John McCain may be one of Mitt Romney’s top supporters now, but the release of his 2008 opposition research file on the current frontrunner gives an uncomfortable inside look at how he once prepped himself to battle his former rival. Especially awkward is that McCain, who has suggested attacks on Romney’s record at Bain Capital are an affront against capitalism itself, dinged Romney over the same issue while his staff identified the company as a key vulnerability.
The 2008 oppo file, obtained by Buzzfeed’s Andrew Kaczynski, contains over thirty pages on Bain that reference many of the same issues raised by Newt Gingrich, Rick Perry, and national Democrats recently.
“Under Romney’s Leadership, Bain Capital Had History Of Relentless Focus On Bottom Line, Improving Corporate Profits At Expense Of Local Workers,” the heading to one subsection reads. It goes on to list various news references to layoffs at companies bought out by the private equity firm under Romney and specifically notes cases where the candidate defended job losses. Among them, AMPAD, the defunct Indiana paper plant that Democrats and Republicans alike have used against Romney since his 1994 Senate run. According to McCain’s staff, AMPAD “fired its workers, and offered to bring them back at drastically reduced salary and benefits.”
McCain himself raised the issue of Bain’s layoffs in debates and on the campaign trail, though it never became a major focus of the race.
“I think he managed companies and he bought and he sold and sometimes people lost their jobs,” McCain said in one January 2008 debate. “That’s the nature of that business.”
Of course, things change.

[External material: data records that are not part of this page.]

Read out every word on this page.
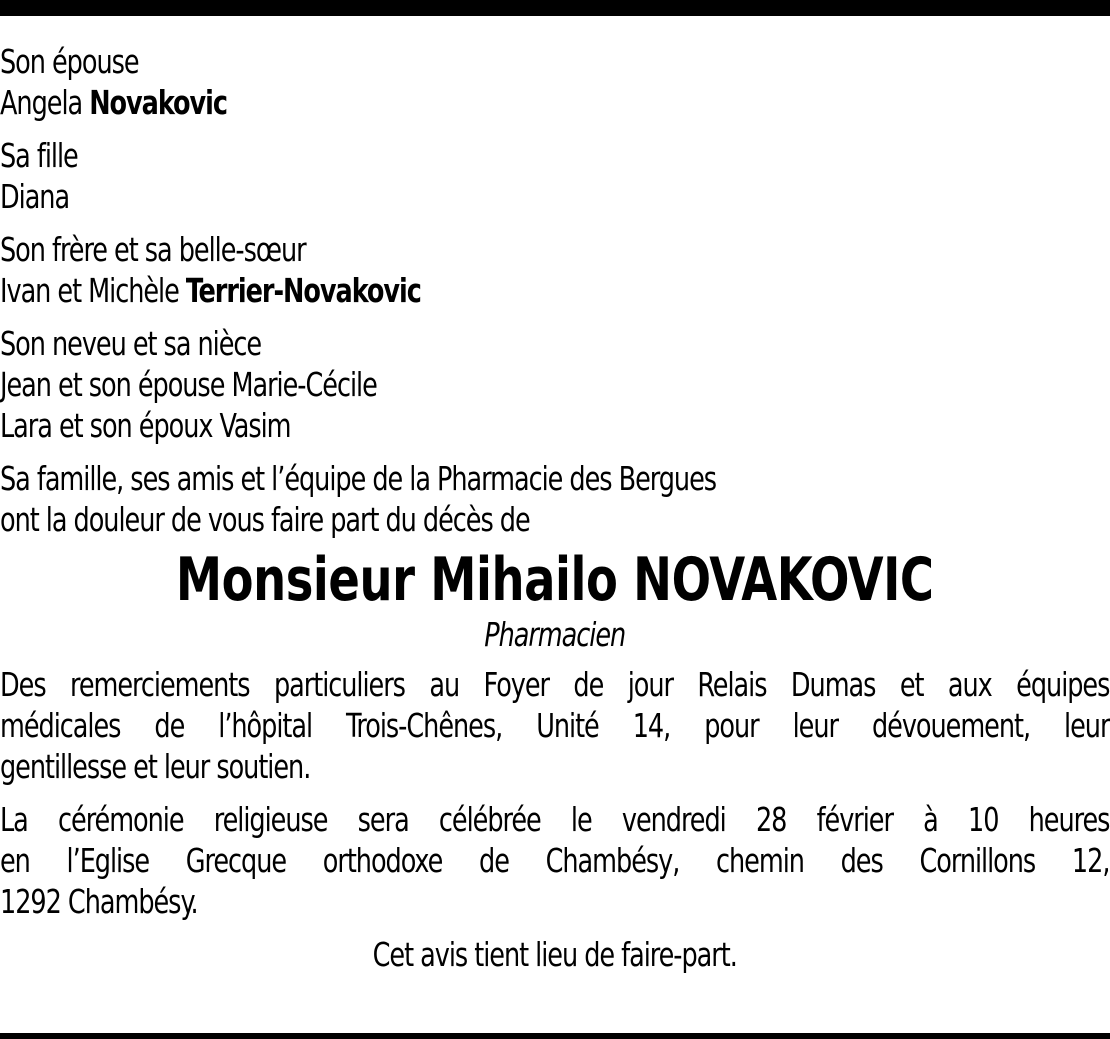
Son épouse
Angela Novakovic
Sa fille
Diana
Son frère et sa belle-sœur
Ivan et Michèle Terrier-Novakovic
Son neveu et sa nièce
Jean et son épouse Marie-Cécile
Lara et son époux Vasim
Sa famille, ses amis et l’équipe de la Pharmacie des Bergues
ont la douleur de vous faire part du décès de
Monsieur Mihailo NOVAKOVIC
Pharmacien
Des remerciements particuliers au Foyer de jour Relais Dumas et aux équipes
médicales de l’hôpital Trois-Chênes, Unité 14, pour leur dévouement, leur
gentillesse et leur soutien.
La cérémonie religieuse sera célébrée le vendredi 28 février à 10 heures
en l’Eglise Grecque orthodoxe de Chambésy, chemin des Cornillons 12,
1292 Chambésy.
Cet avis tient lieu de faire-part.
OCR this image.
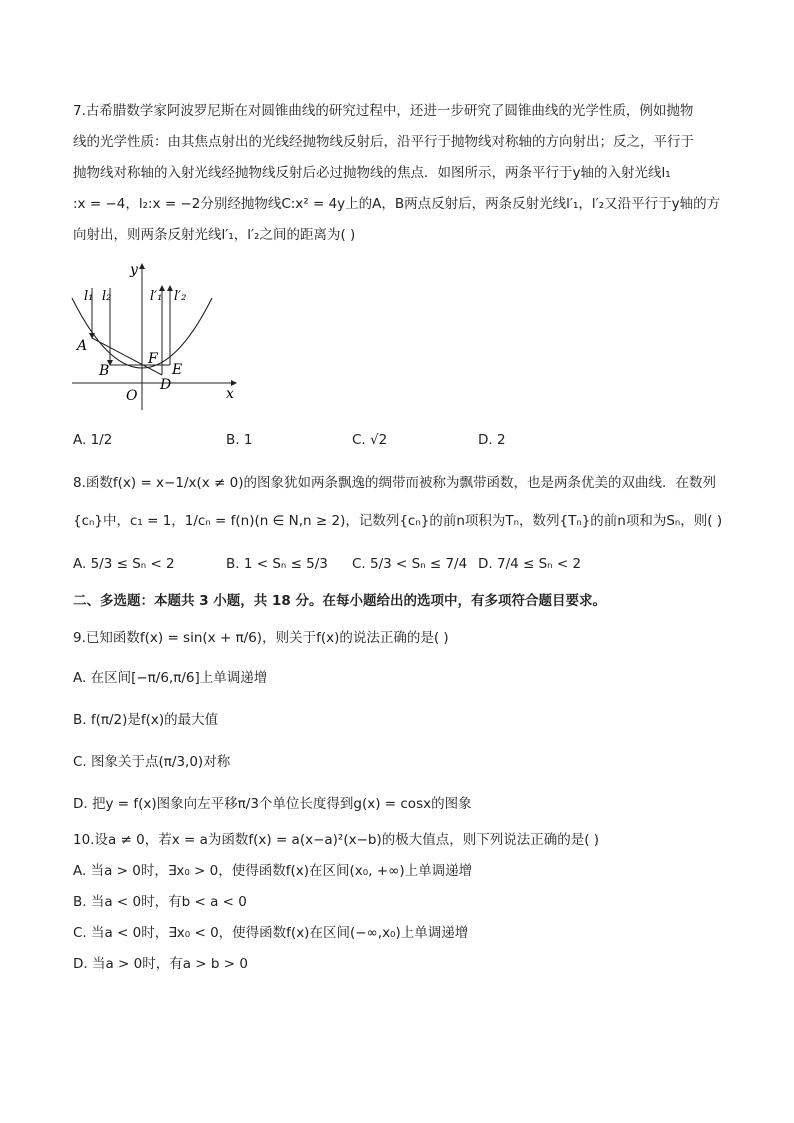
7.古希腊数学家阿波罗尼斯在对圆锥曲线的研究过程中，还进一步研究了圆锥曲线的光学性质，例如抛物
线的光学性质：由其焦点射出的光线经抛物线反射后，沿平行于抛物线对称轴的方向射出；反之，平行于
抛物线对称轴的入射光线经抛物线反射后必过抛物线的焦点．如图所示，两条平行于y轴的入射光线l₁
:x = −4，l₂:x = −2分别经抛物线C:x² = 4y上的A，B两点反射后，两条反射光线l′₁，l′₂又沿平行于y轴的方
向射出，则两条反射光线l′₁，l′₂之间的距离为( )
y
x
O
A
B
D
E
F
l₁ l₂	l′₁ l′₂
A. 1/2	B. 1	C. √2	D. 2
8.函数f(x) = x−1/x(x ≠ 0)的图象犹如两条飘逸的绸带而被称为飘带函数，也是两条优美的双曲线．在数列
{cₙ}中，c₁ = 1，1/cₙ = f(n)(n ∈ N,n ≥ 2)，记数列{cₙ}的前n项积为Tₙ，数列{Tₙ}的前n项和为Sₙ，则( )
A. 5/3 ≤ Sₙ < 2	B. 1 < Sₙ ≤ 5/3 C. 5/3 < Sₙ ≤ 7/4 D. 7/4 ≤ Sₙ < 2
二、多选题：本题共 3 小题，共 18 分。在每小题给出的选项中，有多项符合题目要求。
9.已知函数f(x) = sin(x + π/6)，则关于f(x)的说法正确的是( )
A. 在区间[−π/6,π/6]上单调递增
B. f(π/2)是f(x)的最大值
C. 图象关于点(π/3,0)对称
D. 把y = f(x)图象向左平移π/3个单位长度得到g(x) = cosx的图象
10.设a ≠ 0，若x = a为函数f(x) = a(x−a)²(x−b)的极大值点，则下列说法正确的是( )
A. 当a > 0时，∃x₀ > 0，使得函数f(x)在区间(x₀, +∞)上单调递增
B. 当a < 0时，有b < a < 0
C. 当a < 0时，∃x₀ < 0，使得函数f(x)在区间(−∞,x₀)上单调递增
D. 当a > 0时，有a > b > 0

Now McCain is going after Gingrich and Perry in the strongest terms, even suggesting that they’re promoting Soviet-style economic tyranny.
“These attacks on, quote, Bain Capital is really kind of anathema to everything that we believe in,” McCain said recently. “We believe in job creation, and the record of Bain Captial is to take companies that would otherwise fail and restore them to some kind of viability, and sometimes that doesn’t work, but, you know, when it always works is a thing called communism, where you keep everybody in business.”